自動車生産に新潮流 「レゴ式」で多品種対応
新車立ち上げ容易、災害にも強く

 クルマのつくり方が変わろうとしている。変化の震源地はドイツだ。

 最近、「モジュール・アーキテクチャー」という言葉を使い始めたのが、独フォルクスワーゲン(VW)だ。エンジンなど主要な部品を様々に組み合わせ、大きさや用途、地域に合う車をつくることを意味している。

 例えば、馬力の要る車も普通の車もエンジンは別々に開発せず、小型のものでできるだけ済ませてしまう。高出力にしたければターボチャージャー(過給器)などをつけ、小型エンジンの燃費の良さはそのまま残す。

■開発費用2割減

 スイスで開催中のジュネーブ国際自動車ショー。VWのマルティン・ヴィンターコーン社長は「最新技術をすべての新車で共有できる体制が整った」と語った。エンジンや通信システムなど主要な構成要素を、部品を一体化したモジュールで開発、それを高級車ブランドの「アウディ」から大衆車の「VW」、新興国向けの「シュコダ」「セアト」などのクルマと共有していくという。

 VWのブランドはすでに多くの車種がこうした考え方で生産されている。VWの傘下には7つのブランドがあるが、それらを超えて部品を共通化すれば、新車の開発にかかる費用は2割以上も減らせるという。

 クルマの歴史を振り返れば、職人による手作りが基本だった自動車生産を飛躍的に効率化したのは、1908年に米国のフォード・モーターが始めた「ベルトコンベヤーによる大量生産方式」と、90年代に確立されたプラットホーム方式だった。

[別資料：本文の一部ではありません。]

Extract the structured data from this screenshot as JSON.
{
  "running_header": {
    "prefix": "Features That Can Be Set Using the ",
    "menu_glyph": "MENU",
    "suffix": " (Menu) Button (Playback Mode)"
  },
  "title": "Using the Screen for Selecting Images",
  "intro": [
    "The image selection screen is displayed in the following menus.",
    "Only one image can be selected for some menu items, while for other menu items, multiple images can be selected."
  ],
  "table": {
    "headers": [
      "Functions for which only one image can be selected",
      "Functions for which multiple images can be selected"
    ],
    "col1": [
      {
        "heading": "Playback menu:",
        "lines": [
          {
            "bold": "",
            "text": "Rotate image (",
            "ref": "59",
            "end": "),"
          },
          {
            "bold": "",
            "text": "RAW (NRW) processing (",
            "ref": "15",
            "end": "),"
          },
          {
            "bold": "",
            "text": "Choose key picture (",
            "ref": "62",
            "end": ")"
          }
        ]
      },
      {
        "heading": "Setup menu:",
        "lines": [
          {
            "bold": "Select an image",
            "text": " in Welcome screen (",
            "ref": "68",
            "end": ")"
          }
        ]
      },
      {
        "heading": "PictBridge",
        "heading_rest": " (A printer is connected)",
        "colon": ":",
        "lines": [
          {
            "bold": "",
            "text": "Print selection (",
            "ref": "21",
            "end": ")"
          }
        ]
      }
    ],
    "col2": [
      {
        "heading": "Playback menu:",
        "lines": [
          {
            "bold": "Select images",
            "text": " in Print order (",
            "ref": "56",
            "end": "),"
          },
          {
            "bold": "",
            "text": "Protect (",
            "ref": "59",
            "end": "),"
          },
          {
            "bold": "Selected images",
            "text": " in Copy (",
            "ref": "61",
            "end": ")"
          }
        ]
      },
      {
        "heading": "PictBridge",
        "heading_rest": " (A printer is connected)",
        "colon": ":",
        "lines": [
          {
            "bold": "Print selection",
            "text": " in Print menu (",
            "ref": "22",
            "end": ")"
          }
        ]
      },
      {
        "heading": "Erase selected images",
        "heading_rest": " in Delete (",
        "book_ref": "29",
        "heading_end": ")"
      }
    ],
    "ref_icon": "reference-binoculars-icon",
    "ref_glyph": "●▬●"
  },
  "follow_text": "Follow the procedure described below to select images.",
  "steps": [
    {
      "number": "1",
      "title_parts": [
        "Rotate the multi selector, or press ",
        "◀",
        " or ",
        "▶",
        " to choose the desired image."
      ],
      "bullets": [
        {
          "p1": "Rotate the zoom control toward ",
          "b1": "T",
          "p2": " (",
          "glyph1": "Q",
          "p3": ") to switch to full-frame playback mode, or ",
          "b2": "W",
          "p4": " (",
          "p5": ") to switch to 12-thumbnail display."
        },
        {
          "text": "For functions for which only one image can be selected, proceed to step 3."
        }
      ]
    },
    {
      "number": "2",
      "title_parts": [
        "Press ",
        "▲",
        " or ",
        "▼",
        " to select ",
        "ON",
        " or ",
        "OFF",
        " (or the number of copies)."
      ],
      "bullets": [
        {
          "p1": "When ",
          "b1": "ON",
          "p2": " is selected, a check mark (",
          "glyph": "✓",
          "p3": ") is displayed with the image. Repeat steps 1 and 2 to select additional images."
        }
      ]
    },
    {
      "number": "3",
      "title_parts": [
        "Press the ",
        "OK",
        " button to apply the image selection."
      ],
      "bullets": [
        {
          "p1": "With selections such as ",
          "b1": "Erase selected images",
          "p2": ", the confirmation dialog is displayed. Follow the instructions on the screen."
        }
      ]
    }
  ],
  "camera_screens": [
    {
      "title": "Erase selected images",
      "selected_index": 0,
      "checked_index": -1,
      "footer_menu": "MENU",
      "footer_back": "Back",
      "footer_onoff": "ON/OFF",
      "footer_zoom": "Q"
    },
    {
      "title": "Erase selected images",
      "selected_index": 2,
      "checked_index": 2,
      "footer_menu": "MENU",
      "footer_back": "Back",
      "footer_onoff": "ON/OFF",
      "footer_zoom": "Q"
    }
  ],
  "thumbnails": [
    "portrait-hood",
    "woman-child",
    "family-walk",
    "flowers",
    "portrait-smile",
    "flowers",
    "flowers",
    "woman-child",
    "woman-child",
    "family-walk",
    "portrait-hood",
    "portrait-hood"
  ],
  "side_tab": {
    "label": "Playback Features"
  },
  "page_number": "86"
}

 プラットホームは「車台」ともいわれ、エンジンやトランスミッション、ブレーキなどで構成する土台部分のことだ。それを大きさや用途などいくつかの種類に分類・集約し、何十車種とある車の生産に規模の経済を持たせようとするのが、プラットホーム式の狙いだった。先行したのはやはり、VWやダイムラー、BMWなどのドイツメーカーだ。

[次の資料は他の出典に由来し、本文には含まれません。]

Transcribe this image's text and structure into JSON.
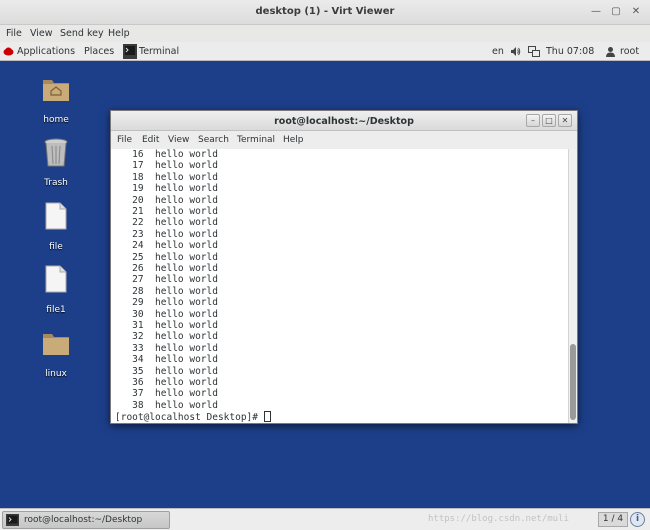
{
  "host": {
    "title": "desktop (1) - Virt Viewer",
    "menu": [
      "File",
      "View",
      "Send key",
      "Help"
    ]
  },
  "panel": {
    "applications": "Applications",
    "places": "Places",
    "terminal_tab": "Terminal",
    "lang": "en",
    "clock": "Thu 07:08",
    "user": "root"
  },
  "desktop_icons": [
    {
      "label": "home",
      "icon": "folder-home-icon"
    },
    {
      "label": "Trash",
      "icon": "trash-icon"
    },
    {
      "label": "file",
      "icon": "file-icon"
    },
    {
      "label": "file1",
      "icon": "file-icon"
    },
    {
      "label": "linux",
      "icon": "folder-icon"
    }
  ],
  "terminal": {
    "title": "root@localhost:~/Desktop",
    "menu": [
      "File",
      "Edit",
      "View",
      "Search",
      "Terminal",
      "Help"
    ],
    "lines": [
      "   16  hello world",
      "   17  hello world",
      "   18  hello world",
      "   19  hello world",
      "   20  hello world",
      "   21  hello world",
      "   22  hello world",
      "   23  hello world",
      "   24  hello world",
      "   25  hello world",
      "   26  hello world",
      "   27  hello world",
      "   28  hello world",
      "   29  hello world",
      "   30  hello world",
      "   31  hello world",
      "   32  hello world",
      "   33  hello world",
      "   34  hello world",
      "   35  hello world",
      "   36  hello world",
      "   37  hello world",
      "   38  hello world"
    ],
    "prompt": "[root@localhost Desktop]# "
  },
  "taskbar": {
    "task_label": "root@localhost:~/Desktop",
    "watermark": "https://blog.csdn.net/muli",
    "pager": "1 / 4"
  },
  "colors": {
    "desktop_bg": "#1d3f8a",
    "panel_bg": "#ececec"
  }
}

 だが時代は移り、世界はさらに複雑化した。先進国市場は成長が鈍化しながらも、温暖化ガス排出や安全にかかわる規制が厳格になり、新興国市場も国や地域によって求められる車の性能、大きさ、値段がばらばらになった。そうした問題をひとつひとつ、最小限のコストと人材でどう乗り越えていくか。VWが出した答えは、求められる車を「モジュール」の組み合わせで効率的に開発、生産するやり方だった。

 VWの2011年の純利益は154億900万ユーロと10年比で2.3倍。新車販売台数も827万台と10年より15%伸び、トヨタ自動車を抜いて世界2位になった。欧州債務危機がありながらも高いペースで成長が続く原動力は明らかに同社が編み出したモジュール・アーキテクチャーによる機動的な新車開発とコスト競争力である。

■新興国向けも即応

 日本車メーカーもVWの急激な躍進に注目しており、モジュール式での設計・開発手法の導入に動き出している。トヨタは、同じプラットホームを使う車の部品を全世界で統一し、品質強化と調達コストの圧縮を目指す設計改革に着手した。

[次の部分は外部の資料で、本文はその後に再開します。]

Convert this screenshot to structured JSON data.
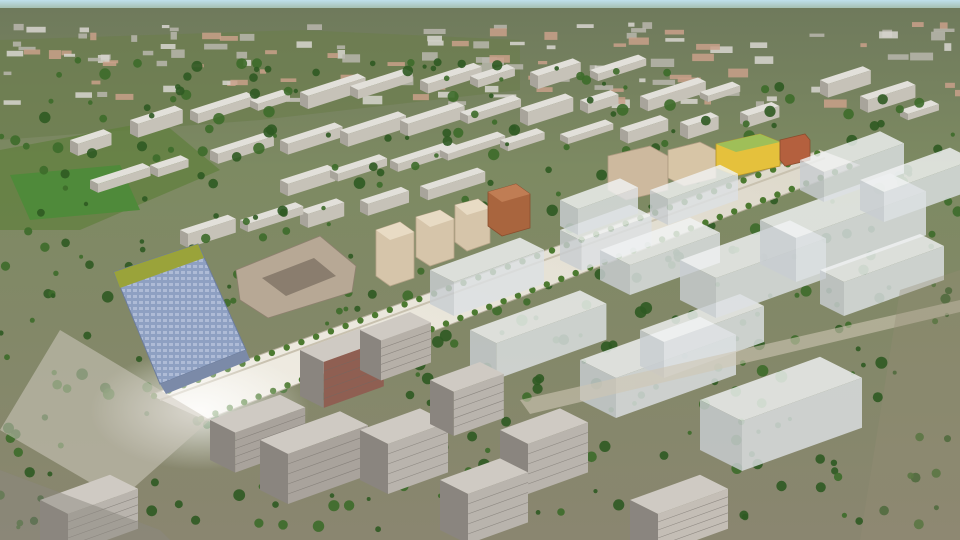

 日産自動車もエンジンの周辺部や前輪周辺部など4カ所の設計を可能な限り共通化し、開発費を従来比で27%削減する。

 こうしたやり方を採ると、代替生産が容易になり、大災害による調達の停滞を防げる。生産技術の習熟度が低い新興国などでも早期に新車の立ち上げが可能になるといったメリットがある。

 新興国での新車需要はすでに世界市場の半分を超えている。日本車メーカーがそうした需要構造の変化に適応し、国際競争力を持続していくためにも、ドイツ発の新潮流を徹底して検証しつつ、それをしのぐような新車開発システムをつくりだしていく必要があるだろう。
(編集委員 中山淳史)


■VWのレゴ式 ハイブリッド車の手ごわい「敵」に

 「レゴ式」とも呼ばれるフォルクスワーゲンの「モジュール・アーキテクチャー」は日本の低燃費技術、とりわけハイブリッド車の手ごわいライバルになりそうだ。

 ハイブリッド車はガソリンエンジンとモーターを組み合わせた複雑な構造だ。だが、レゴ式は小型エンジンとターボチャージャーなどの組み合わせ。新興国のメーカーにも導入が容易で、すでに環境規制対応をこのやり方で乗り切ろうとする動きもある。

 みずほコーポレート銀行は2020年には中国市場の3分の1がエコカーになると予測する。最も普及する技術はハイブリッド車でも電気自動車でもなく、レゴ式になる可能性があるとしている。